Throughout "She Walks in Beauty," the speaker draws on the symbolic connotations of light and dark to evoke the beauty of the woman described. In the first stanza, the speaker says that
all that's best of dark and bright
Meet in her aspect and her eyes.
Darkness can be a symbol of mystery, and light is often a symbol of purity. By saying that this woman has "all that's best of dark and bright," the speaker implies that this woman's beauty is at once pure and also mysterious.
At the end of the first stanza, the speaker also says that the beauty of the woman is like
a tender light
Which heaven to gaudy day denies.
The implication here is that the woman is so beautiful that she radiates with a heavenly, angelic light which makes the ordinary light of day, by comparison, seem garish or "gaudy." The "tender light" thus symbolizes the woman's angelic beauty. The fact that this woman's beauty is angelic is perhaps why her beauty is also, as noted above, somewhat mysterious.
In addition to the symbols of light and dark, the "starry skies" symbolize the aforementioned ethereal, heavenly beauty of the woman, and the "cloudless climes" symbolize the woman's unspoiled beauty.

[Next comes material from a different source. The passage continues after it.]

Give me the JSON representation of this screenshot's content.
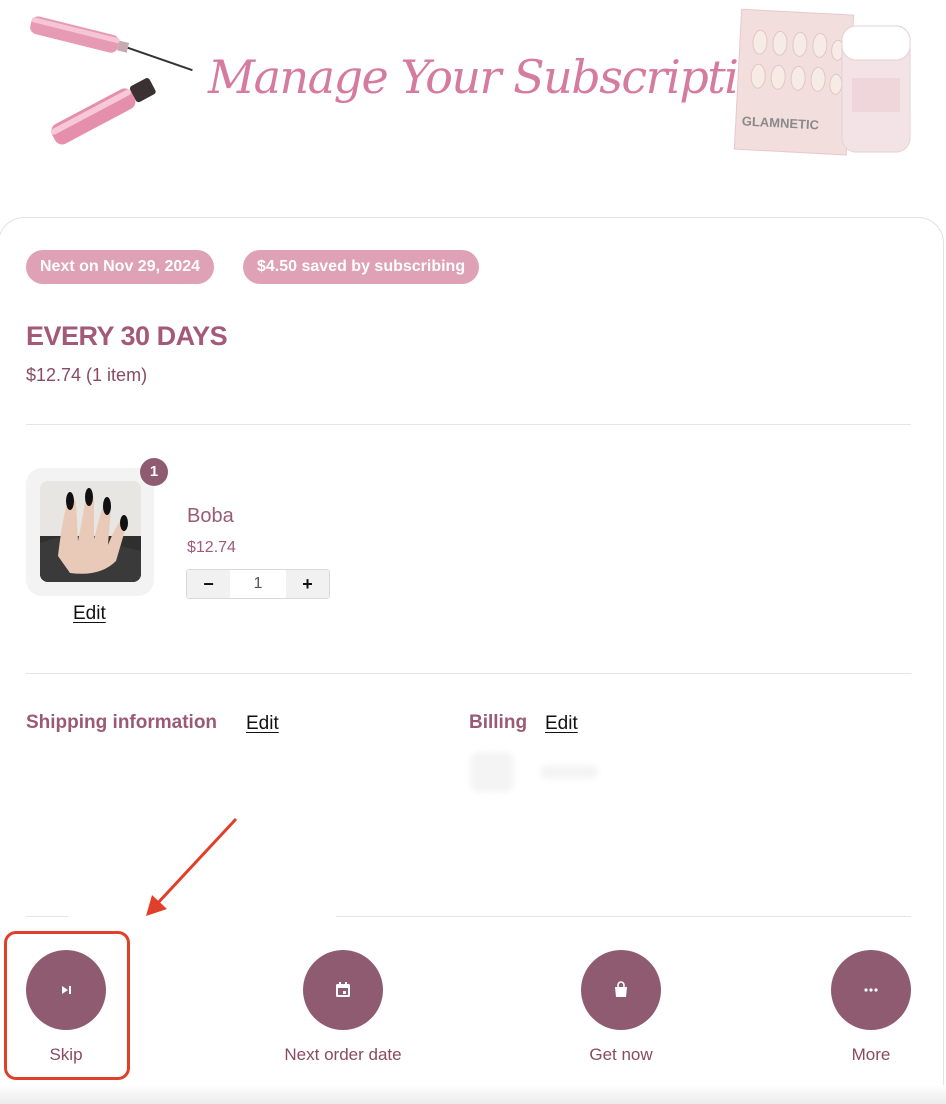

Her beauty is unspoiled, just as a clear sky is unspoiled by clouds. In the final line of the poem, the speaker describes the woman's "heart." The heart is often used as a symbol of love and goodness, and the speaker uses it here to evoke how lovely and good this woman is. At the end of the final line, the speaker says that this loveliness and goodness stems from the woman's "innocence."